QuickTime 6 - 2 Cents
For multimedia producers, the big news out of Cupertino yesterday was Apple's preview of QuickTime 6 featuring the long-awaited support for MPEG-4.
I watched the live demonstration of QuickTime 6 over the net yesterday, and the quality of MPEG-4 was amazing. Quality, that is, in the sense of what you'd normally expect video encoded for web streaming to look like.
But while MPEG-4 may have been the headline, Flash developers will love the fact that QuickTime 6 finally includes support for Flash 5. That's a big deal for content developers, for it opens the door to more robust navigation and interface techniques that the Flash 4 plug-in simply couldn't handle.

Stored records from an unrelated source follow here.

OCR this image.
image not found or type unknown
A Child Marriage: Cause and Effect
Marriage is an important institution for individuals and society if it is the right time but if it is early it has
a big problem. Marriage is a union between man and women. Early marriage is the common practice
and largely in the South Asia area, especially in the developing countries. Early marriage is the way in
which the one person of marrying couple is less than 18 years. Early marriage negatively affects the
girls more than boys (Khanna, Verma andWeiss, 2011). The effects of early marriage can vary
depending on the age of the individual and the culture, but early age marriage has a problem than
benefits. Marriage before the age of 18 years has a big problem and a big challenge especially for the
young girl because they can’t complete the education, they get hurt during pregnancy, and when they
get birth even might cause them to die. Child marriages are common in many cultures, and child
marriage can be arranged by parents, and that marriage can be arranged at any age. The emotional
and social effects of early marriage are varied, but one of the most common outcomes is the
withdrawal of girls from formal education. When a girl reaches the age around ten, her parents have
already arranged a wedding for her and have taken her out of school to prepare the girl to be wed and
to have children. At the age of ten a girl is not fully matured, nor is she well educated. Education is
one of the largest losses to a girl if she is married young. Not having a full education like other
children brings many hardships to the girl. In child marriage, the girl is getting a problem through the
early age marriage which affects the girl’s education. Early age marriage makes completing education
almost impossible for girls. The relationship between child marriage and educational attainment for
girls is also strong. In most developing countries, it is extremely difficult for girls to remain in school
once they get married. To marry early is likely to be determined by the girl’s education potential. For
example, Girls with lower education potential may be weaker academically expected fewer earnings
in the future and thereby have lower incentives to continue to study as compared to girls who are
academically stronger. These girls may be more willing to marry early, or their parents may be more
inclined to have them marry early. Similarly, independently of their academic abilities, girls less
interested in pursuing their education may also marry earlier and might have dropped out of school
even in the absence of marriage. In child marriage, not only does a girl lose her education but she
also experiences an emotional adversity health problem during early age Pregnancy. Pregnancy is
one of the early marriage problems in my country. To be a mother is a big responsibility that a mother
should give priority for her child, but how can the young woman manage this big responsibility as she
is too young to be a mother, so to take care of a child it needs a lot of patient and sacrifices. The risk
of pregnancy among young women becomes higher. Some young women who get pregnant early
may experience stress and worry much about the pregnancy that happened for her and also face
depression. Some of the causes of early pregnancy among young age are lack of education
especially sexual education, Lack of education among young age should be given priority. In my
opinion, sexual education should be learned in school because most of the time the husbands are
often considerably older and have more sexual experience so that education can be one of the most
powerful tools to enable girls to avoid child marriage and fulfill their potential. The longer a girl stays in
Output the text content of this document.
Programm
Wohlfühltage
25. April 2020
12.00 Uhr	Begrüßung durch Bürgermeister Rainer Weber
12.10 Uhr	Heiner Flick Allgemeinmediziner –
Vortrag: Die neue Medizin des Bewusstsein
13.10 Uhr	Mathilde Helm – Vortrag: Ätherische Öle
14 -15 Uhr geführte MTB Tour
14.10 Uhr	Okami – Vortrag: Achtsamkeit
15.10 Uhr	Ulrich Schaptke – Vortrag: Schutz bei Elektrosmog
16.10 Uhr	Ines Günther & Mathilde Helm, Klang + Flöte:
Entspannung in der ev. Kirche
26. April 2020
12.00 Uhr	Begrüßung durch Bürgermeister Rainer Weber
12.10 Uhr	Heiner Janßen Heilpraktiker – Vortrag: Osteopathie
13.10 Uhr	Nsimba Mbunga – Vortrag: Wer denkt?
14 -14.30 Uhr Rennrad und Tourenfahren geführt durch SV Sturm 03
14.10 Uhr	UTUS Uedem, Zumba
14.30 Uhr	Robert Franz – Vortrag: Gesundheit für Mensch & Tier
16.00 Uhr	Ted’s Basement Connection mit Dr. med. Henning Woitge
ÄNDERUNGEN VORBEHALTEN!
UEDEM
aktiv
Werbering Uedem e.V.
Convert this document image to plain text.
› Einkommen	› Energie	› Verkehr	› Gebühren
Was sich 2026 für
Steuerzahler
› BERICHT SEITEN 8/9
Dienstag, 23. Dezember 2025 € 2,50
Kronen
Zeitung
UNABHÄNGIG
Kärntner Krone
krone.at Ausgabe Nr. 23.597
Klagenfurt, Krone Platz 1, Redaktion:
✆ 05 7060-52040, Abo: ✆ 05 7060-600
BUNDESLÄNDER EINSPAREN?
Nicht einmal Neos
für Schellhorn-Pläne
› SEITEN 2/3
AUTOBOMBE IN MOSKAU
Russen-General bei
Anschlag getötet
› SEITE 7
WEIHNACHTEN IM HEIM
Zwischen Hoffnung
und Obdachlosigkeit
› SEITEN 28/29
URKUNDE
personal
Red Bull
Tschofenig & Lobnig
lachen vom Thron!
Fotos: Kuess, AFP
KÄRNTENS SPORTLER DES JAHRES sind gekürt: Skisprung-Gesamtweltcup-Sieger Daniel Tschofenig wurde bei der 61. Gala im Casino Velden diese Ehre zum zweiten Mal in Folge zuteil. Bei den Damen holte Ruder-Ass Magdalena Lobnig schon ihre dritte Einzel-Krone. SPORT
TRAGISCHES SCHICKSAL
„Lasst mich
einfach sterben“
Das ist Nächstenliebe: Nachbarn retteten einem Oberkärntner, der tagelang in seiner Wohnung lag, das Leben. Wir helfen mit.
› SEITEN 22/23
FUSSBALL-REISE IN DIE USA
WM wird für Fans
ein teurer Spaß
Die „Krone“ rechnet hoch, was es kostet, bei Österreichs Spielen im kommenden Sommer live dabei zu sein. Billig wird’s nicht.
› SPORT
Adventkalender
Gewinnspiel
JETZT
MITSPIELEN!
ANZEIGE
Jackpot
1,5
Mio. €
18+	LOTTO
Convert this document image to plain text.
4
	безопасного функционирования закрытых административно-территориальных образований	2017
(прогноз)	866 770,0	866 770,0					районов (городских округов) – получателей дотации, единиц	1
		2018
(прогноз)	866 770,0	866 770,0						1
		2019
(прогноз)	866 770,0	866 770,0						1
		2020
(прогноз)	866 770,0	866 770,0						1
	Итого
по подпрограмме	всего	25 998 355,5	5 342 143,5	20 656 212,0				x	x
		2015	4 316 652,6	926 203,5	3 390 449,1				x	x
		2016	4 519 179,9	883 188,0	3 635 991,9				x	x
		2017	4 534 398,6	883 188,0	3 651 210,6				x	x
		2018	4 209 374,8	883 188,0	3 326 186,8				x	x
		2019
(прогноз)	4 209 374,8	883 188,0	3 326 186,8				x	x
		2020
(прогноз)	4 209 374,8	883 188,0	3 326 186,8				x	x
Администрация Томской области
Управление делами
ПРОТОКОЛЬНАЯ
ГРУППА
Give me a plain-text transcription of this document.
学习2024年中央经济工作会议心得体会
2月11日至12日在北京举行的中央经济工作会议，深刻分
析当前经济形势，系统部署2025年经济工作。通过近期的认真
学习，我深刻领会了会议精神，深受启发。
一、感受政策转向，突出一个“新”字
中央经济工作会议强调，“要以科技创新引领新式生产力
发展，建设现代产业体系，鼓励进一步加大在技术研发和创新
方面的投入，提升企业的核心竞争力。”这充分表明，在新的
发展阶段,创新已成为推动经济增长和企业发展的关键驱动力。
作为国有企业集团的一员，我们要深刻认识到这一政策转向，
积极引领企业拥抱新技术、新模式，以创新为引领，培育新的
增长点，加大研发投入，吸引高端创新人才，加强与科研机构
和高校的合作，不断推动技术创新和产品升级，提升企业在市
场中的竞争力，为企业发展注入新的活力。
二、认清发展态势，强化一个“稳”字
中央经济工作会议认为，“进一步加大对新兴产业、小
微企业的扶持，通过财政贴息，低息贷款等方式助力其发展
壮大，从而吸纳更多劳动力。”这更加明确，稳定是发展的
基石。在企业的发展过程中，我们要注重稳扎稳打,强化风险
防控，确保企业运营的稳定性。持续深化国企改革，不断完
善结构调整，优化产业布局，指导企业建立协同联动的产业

Looks like we'll be waiting for QuickTime 6 for some time however. Apple is in a pissing match, rightfully so I may add, with MPEG-LA, a group of MPEG-4 patent holders who want to charge content developers royalties for using the format. How much? $0.02 for each hour of "for profit" material produced.
May not sound like a big deal, but could you imagine having to plop change into Apple's QuickTime player every time you want to create a QuickTime movie? Or rip an MP3? Beyond that, what exactly constitutes a "for profit" project? Who is going to determine the rules? Who is going to be assigned to making sure each and every content provider chokes up a couple of pennies?
If the proliferation of the internet can teach us anything here, closed scenarios like these simply don't work, and Apple is rightfully playing hardball.